Typically only seen in manual transmission cars, a tachometer is important for data collection, shifting gears, fuel economy, and engine lifespan.
The modern car, truck, and SUV has become more dependent on technology every year. From driver-assisted safety systems to advanced fuel system monitoring and adjustment software, today’s daily driver is a far cry from those of the past. One holdover (typically on manually-shifted vehicles) is the tachometer. In years past the ‘tach’ was used by a driver to determine the best and most efficient time to shift from a lower to a higher gear. Today’s visual tachometer is not as vital as in years past, but it does serve a purpose.
Understanding the Actual Purpose of the Tachometer
Contrary to popular belief, the tachometer is more than a simple gauge that display’s engine speed. The tachometer is actually comprised of a system of monitoring equipment that captures data, relays it to the ECU (engine control unit) and impacts the operation of several independent systems. Officially, a tachometer is a device that measures the rotation of the engine’s crankshaft, which is responsible for rotating each connecting rod and piston through the combustion cycle. As the crankshaft spins 360-degrees, it completes a revolution. The total of crankshaft’s rotation speed is measured in revolutions per minute, or RPM.

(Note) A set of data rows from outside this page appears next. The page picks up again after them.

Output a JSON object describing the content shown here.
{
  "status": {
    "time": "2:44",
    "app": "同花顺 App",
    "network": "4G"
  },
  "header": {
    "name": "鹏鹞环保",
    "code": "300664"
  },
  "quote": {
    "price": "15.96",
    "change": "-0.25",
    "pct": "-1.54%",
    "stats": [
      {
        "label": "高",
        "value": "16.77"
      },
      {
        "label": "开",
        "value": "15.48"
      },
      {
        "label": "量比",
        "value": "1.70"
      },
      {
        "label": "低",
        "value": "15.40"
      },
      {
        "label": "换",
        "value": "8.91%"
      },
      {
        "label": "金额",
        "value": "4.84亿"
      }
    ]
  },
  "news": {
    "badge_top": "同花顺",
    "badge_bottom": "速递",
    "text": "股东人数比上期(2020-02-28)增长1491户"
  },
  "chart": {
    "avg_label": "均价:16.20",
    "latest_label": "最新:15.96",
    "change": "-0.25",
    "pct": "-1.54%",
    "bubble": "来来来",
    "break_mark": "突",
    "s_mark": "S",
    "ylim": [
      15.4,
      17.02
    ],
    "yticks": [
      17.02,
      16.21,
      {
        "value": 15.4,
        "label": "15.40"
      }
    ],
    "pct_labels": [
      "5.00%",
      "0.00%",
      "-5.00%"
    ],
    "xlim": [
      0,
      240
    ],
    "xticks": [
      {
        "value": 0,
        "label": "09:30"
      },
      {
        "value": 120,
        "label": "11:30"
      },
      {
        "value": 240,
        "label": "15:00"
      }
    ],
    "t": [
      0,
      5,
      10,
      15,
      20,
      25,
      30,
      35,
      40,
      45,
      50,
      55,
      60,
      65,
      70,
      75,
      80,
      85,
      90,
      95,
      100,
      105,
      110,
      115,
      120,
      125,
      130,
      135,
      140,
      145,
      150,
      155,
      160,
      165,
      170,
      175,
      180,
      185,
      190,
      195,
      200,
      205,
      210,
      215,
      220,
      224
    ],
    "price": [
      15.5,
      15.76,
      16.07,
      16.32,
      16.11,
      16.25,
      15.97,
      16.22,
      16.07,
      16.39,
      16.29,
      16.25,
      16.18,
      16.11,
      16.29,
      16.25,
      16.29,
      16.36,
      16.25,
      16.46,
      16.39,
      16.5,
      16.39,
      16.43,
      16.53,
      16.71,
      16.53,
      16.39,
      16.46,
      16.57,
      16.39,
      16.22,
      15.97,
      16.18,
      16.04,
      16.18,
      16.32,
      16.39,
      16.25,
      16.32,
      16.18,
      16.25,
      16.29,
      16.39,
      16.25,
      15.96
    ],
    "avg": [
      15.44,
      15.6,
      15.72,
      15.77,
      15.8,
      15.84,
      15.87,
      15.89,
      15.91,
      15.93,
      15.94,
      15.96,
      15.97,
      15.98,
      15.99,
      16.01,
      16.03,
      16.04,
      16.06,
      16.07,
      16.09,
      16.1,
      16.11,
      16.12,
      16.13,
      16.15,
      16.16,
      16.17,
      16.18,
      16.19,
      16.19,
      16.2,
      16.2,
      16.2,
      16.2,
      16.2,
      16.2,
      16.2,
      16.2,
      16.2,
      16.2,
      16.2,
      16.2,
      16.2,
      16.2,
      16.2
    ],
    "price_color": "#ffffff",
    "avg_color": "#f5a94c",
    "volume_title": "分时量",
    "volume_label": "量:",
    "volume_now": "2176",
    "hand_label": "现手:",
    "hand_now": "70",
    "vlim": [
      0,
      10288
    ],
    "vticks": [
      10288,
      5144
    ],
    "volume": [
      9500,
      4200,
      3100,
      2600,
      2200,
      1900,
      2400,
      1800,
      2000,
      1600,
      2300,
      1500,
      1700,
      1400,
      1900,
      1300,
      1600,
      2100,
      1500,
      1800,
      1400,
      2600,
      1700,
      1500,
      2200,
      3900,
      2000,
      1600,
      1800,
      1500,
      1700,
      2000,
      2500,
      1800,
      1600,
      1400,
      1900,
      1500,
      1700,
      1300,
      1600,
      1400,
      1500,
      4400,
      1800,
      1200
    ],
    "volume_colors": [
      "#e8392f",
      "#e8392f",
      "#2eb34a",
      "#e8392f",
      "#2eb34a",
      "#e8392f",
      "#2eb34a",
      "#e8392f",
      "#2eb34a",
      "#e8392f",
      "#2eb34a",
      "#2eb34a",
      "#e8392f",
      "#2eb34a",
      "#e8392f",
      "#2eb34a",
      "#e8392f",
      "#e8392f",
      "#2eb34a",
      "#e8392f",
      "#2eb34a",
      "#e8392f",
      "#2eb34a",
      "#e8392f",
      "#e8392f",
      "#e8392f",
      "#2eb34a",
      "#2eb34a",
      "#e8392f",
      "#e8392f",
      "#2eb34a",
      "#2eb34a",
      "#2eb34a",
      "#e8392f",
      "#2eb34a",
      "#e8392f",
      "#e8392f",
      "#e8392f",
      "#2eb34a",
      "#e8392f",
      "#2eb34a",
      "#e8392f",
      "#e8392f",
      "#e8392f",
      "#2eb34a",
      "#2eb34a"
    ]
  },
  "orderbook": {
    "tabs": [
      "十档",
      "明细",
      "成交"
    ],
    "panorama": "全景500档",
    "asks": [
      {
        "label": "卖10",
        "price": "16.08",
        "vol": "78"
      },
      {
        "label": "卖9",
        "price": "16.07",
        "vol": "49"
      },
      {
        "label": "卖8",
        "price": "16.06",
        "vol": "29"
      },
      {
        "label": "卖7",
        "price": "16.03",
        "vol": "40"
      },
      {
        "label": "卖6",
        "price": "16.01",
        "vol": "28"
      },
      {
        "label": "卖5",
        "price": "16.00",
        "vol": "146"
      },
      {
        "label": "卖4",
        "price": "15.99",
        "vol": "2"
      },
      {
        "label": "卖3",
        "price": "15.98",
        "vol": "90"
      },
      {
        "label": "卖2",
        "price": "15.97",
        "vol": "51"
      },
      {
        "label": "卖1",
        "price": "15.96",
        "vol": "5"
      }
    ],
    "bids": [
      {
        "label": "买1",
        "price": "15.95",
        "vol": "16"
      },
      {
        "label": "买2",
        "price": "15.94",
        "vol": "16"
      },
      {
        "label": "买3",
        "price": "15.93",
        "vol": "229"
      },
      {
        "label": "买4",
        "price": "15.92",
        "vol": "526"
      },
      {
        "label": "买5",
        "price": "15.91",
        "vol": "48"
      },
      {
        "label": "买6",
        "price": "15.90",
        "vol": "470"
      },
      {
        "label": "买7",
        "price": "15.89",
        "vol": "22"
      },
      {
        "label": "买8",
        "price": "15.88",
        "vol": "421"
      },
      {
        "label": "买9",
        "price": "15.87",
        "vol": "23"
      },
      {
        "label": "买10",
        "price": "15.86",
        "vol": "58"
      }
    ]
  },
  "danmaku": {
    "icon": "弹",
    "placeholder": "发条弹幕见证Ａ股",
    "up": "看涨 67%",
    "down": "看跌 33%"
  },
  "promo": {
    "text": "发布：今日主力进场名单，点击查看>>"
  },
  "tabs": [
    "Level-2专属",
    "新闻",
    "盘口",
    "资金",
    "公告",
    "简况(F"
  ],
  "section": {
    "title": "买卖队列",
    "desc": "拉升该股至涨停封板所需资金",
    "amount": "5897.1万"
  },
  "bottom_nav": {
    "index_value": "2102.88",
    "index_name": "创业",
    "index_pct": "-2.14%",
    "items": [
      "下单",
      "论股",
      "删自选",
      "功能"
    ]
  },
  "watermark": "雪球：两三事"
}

The RPM is displayed on a gauge, typically located in the driver dashboard instrument cluster and, in most cases, on the left-hand side. It usually shows a series of numbers from zero to 8 or 9, with multiple lines in-between each whole number on an analog or digital display. The whole number 0 through 9 is actually defined as 1,000 times that number. The final numbers displayed on the tachometer gauge are typically notated in red. As the engine accelerates, a needle will point to the number that equals the engine’s RPM. When the needle is pointed in the redline section, it’s considered to be “red-lining” or operating higher than recommended.
Knowing the tachometer’s function, let’s look at the top 4 reasons it’s important to vehicle operation.
1. Captures and Relays Data to Help Shift Your Vehicle
If you have an automatic transmission and have a tachometer gauge, you’ll notice some consistency when shifting from a lower gear to a higher gear. The transmission is programmed to shift up to higher gears at predetermined engine RPM. The RPM is measured by the tachometer and relays data to the TCM (transmission control module) or ECU. That same RPM is displayed on the gauge. While the gauge itself is simply for display, it lets the driver know when to expect a shift.
2. Let’s Manual Transmission Drivers Know when to Shift
The tachometer gauge also helps a driver know when to shift each gear while driving a manual transmission. Most manually-shifted cars, trucks, and SUV’s should be shifted from a lower gear to the higher gear when the engine RPM gauge displays 3,000 to 4,000 on the tachometer. Driver’s are usually trained to shift the engine based on sound and driving conditions as opposed to the tachometer RPM, but the tach serves an important function by providing a visual indicator.
3. Helps Improve Fuel Efficiency
A working tachometer can also help those with manual transmissions improve their fuel mileage. Most automotive manufacturers will note in the vehicle’s owner manual at which RPM the engine should be shifted for optimal efficiency. To achieve optimal efficiency, today’s modern combustion engine is paired to a specific type of transmission, or transmission gear and gear drive axle ratio. The combination of all three individual systems is known as the power train. Shifting when recommended by the manufacturer helps supply power to the wheels with as little drag as possible. With a reduced “load” or “drag” on the engine, less fuel is burned — improving fuel economy.
4. Extends Engine Lifespan
A combustion engine contains multiple moving parts that all require lubrication in order to operate. As each part moves, friction and in turn heat is created with every engine revolution. The faster the engine spins (or higher the RPM), the more heat will be created. When this occurs, metallic parts that touch will eventually heat until they begin to lose lubricity, which can result in catastrophic failure. When the tachometer and supporting components are working correctly, the transmission can shift on time or drivers with manual transmission can shift as recommended — prolonging engine lifespan.
The tachometer plays a vital role in today’s modern engine by going much further than a moving needle on a display gauge. If you notice the tachometer gauge is not working, it can be a sign of a minor issue, such as a broken gauge or loose wire, or a potentially major problem, such as a damaged timing sensor. If you suspect the tachometer is not working on your car, contact a professional mechanic and have them diagnose what is causing the failure so the right repairs can be completed.